You’ll be sailing along, living your life, when suddenly
the wind will rage, the sky will turn black,
and the reality of inevitable hurt will capsize you.
I hope when that happens that you have a lifeboat.
I hope you have a little white dinghy and you cut yourself loose
from the fishnets and the flotsam, and I hope
you let the currents of hurt carry you away from the wreckage.
I hope that instead of drowning in the whirlpool, you get out.

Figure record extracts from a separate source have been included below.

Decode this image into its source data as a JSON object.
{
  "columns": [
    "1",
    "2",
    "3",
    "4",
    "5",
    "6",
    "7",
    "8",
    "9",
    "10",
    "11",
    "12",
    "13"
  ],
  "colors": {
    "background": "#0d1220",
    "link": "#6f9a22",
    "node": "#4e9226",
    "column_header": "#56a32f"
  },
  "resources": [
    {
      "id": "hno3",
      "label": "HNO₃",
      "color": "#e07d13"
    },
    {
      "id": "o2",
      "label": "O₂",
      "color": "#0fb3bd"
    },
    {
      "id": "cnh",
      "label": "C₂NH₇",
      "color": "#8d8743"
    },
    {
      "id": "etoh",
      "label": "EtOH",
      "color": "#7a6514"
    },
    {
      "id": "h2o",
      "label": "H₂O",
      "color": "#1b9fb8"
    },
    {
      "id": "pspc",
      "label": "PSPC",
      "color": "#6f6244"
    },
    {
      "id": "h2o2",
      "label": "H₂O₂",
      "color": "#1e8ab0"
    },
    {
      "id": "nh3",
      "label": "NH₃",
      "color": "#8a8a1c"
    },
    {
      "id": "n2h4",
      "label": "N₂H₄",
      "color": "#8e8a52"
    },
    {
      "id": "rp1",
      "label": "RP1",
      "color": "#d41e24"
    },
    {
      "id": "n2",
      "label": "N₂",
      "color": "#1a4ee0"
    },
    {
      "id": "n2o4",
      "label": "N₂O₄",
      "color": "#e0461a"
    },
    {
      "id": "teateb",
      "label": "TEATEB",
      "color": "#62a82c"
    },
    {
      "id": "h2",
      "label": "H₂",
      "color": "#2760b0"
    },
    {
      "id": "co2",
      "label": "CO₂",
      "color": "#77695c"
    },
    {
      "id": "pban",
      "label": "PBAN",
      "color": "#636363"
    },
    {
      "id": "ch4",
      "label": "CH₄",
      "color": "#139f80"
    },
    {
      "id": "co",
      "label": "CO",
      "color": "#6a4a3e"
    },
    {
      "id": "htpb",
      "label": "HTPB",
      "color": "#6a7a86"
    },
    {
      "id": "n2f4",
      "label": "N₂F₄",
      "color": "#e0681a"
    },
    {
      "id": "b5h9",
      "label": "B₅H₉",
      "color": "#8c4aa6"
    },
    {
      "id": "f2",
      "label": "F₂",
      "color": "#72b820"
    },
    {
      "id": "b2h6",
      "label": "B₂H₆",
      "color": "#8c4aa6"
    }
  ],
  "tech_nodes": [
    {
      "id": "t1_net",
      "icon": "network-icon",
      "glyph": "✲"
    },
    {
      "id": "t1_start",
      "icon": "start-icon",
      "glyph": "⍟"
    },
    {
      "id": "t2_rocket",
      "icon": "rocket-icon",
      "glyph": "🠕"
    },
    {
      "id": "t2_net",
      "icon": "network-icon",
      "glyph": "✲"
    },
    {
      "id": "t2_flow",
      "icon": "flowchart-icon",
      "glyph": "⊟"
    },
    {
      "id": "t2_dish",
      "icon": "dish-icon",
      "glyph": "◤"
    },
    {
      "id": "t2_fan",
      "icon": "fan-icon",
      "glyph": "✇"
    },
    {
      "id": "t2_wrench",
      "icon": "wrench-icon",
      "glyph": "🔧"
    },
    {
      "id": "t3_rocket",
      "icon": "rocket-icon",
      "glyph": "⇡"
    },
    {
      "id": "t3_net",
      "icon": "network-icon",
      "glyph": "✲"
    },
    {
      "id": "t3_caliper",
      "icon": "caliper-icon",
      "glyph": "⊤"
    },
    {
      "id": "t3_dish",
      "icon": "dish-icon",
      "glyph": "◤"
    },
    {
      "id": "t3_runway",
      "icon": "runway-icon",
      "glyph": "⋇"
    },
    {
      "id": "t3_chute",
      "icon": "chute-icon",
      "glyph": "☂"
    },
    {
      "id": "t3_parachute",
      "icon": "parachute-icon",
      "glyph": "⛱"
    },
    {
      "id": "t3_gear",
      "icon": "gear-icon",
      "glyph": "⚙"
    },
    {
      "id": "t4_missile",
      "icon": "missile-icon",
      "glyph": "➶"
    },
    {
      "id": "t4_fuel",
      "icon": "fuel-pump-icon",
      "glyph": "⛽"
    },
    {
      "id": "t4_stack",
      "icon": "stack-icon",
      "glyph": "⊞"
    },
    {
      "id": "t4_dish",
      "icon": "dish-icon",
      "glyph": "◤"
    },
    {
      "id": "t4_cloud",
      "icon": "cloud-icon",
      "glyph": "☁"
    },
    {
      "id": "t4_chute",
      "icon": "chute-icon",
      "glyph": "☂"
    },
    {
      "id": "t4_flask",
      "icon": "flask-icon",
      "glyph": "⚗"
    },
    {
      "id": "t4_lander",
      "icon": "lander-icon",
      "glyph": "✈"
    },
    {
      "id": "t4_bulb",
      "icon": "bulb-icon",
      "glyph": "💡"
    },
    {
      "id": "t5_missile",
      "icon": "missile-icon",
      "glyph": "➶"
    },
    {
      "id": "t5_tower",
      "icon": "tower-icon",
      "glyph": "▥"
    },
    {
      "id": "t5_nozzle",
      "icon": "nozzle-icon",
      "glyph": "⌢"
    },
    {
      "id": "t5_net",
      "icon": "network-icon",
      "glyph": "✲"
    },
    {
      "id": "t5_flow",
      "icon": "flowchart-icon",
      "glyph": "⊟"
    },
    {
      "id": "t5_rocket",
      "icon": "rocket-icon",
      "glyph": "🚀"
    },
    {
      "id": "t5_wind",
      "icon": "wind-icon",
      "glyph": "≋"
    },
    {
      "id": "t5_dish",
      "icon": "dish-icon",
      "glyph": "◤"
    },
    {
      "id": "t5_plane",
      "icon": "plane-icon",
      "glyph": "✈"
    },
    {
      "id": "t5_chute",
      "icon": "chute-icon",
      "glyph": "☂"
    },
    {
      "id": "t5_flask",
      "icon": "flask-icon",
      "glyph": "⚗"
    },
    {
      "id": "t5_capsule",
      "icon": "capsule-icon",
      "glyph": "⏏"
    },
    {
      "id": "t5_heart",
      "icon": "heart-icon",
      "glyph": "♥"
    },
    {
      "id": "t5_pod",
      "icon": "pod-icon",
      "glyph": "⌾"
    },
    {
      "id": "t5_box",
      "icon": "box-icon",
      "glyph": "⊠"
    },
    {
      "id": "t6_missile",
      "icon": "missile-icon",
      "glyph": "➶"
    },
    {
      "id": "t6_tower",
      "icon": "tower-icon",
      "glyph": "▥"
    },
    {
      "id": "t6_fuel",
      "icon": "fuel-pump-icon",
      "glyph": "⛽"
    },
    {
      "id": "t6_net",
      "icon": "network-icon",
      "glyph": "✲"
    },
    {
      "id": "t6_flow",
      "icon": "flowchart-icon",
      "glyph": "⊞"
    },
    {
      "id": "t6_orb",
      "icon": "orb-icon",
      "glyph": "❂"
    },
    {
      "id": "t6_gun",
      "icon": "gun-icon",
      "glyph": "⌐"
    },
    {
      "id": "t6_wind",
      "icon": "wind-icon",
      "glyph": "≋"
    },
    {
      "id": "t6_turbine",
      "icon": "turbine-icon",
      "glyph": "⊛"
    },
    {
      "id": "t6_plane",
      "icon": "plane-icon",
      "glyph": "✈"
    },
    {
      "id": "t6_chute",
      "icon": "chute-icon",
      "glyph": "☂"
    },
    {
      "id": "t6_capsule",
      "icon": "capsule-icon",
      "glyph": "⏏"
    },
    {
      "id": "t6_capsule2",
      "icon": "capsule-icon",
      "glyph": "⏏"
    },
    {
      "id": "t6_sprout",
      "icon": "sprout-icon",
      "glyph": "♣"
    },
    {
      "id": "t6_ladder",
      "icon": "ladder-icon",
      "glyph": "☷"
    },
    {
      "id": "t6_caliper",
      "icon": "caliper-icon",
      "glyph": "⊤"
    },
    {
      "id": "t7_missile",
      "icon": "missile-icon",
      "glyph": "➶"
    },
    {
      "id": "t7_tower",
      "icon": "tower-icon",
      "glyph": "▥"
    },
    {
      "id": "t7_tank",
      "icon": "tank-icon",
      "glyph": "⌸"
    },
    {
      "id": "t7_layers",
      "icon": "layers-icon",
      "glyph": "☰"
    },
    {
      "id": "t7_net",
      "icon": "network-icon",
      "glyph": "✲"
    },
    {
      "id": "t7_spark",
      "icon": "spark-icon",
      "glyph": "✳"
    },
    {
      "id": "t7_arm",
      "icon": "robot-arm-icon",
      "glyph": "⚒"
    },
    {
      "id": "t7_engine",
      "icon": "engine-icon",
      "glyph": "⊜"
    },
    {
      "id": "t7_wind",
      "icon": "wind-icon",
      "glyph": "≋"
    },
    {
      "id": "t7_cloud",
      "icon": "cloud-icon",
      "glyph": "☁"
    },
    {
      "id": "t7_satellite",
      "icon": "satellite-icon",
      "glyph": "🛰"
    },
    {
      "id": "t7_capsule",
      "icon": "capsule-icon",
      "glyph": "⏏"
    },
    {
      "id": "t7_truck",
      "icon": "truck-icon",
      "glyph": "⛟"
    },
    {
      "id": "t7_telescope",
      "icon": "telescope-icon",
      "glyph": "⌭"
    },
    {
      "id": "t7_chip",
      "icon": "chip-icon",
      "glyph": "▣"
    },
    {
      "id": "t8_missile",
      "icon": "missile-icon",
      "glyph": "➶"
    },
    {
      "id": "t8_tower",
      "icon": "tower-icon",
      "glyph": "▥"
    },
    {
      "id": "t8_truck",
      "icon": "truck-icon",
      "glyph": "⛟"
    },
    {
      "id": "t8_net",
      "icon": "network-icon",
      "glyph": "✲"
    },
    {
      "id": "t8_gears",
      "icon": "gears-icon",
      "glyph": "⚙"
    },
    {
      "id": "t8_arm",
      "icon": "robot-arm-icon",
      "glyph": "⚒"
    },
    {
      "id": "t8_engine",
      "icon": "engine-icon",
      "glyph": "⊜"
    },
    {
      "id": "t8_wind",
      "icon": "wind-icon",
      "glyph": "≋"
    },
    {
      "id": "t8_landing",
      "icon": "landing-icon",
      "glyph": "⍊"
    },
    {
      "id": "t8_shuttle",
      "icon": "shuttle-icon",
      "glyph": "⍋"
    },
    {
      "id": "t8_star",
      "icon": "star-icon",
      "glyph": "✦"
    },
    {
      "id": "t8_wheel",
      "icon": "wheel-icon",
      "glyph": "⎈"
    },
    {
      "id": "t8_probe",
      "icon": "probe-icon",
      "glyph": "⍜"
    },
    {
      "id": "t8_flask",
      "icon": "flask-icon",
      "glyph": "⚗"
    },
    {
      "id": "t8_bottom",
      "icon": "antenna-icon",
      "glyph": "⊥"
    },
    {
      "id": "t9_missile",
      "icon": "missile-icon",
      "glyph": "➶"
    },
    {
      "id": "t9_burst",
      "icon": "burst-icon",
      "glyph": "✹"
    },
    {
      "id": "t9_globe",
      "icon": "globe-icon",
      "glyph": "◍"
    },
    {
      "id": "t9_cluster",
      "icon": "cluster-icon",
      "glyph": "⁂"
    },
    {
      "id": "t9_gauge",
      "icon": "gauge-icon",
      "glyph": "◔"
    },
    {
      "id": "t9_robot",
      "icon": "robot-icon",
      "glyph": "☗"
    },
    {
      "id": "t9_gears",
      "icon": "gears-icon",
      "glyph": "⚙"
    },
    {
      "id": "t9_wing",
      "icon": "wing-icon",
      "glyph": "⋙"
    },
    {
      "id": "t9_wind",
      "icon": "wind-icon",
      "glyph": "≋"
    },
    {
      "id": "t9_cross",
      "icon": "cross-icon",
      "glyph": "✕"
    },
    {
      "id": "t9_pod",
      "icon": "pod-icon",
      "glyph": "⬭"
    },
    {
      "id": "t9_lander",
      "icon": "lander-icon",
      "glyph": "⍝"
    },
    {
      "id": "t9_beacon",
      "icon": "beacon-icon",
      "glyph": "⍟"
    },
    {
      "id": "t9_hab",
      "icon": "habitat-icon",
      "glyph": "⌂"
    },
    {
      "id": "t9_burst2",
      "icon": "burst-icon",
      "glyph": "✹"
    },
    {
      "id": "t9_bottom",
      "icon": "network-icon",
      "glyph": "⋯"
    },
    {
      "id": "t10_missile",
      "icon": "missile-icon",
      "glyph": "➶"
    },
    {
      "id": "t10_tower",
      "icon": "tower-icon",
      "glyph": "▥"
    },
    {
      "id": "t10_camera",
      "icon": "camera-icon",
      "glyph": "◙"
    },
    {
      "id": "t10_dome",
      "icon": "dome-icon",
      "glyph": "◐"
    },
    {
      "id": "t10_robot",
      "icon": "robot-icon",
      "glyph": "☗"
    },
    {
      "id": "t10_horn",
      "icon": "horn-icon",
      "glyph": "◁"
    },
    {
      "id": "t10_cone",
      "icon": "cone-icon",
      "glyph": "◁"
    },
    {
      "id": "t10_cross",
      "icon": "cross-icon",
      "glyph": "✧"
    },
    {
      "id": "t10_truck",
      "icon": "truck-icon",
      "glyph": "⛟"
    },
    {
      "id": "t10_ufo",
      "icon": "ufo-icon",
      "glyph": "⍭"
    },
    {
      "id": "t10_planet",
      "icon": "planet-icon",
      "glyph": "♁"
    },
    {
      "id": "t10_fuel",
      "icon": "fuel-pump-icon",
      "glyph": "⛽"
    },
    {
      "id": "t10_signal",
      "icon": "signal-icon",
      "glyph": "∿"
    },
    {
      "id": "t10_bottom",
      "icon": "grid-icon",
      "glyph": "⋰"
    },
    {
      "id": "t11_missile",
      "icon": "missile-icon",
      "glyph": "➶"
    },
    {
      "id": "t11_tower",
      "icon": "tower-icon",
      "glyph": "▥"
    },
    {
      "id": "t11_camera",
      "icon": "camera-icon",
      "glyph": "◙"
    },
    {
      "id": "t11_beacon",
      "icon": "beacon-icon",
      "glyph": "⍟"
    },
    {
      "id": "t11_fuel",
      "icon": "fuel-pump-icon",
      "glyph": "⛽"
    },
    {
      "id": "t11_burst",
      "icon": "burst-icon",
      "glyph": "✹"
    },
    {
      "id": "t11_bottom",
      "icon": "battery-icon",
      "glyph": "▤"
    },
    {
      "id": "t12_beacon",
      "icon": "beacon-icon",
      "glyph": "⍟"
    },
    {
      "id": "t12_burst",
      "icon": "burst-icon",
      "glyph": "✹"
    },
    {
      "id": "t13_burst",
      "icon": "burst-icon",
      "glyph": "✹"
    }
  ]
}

Let the hurt buoy you and carry you on.
I hope when the storm has passed,
and you’re lying in the floor of your lifeboat,
you look up at the Milky Way and notice,
for the first time, just how beautiful the stars are
when all the lights in your life have been stripped from you
and you’re left alone with nature.
Nature is always perfect in its cruelty,
merciful in its greatest destruction –
even after the forest fire there’s still a purpose and a hope,
because the fire cleans and purifies, and clears the way
for a new kind of life to grow.
That’s the nature you’re left with
when the ship of your life goes under.
It’s the nature of death and revival:
to become a tree the seed must die.
So I hope you hurt and heal and feel it all,
and I hope you take this time to remind your eyes
the North Star never moves.
Because you are more than skin and a name;
you are fragile and persistent,
and this is how you heal:
you laugh more, and criticize less;
you sit down to drink your coffee, instead of taking it to go;
you eat alone at a restaurant, just once,
to see what it’s like to be on a date with yourself;
you paint your lips and pull the stilettos out of storage,
and you walk down the street with your head up, shoulders back,
performing for no one but yourself;
you learn the meaning of “fair-weather friend,”
and you find the ones who will be there when the sun doesn’t shine,
when the clouds within dump the rain of your hurt,
the ones who will say, “Let’s go out in the downpour together;
I’m going to teach you how to dance.”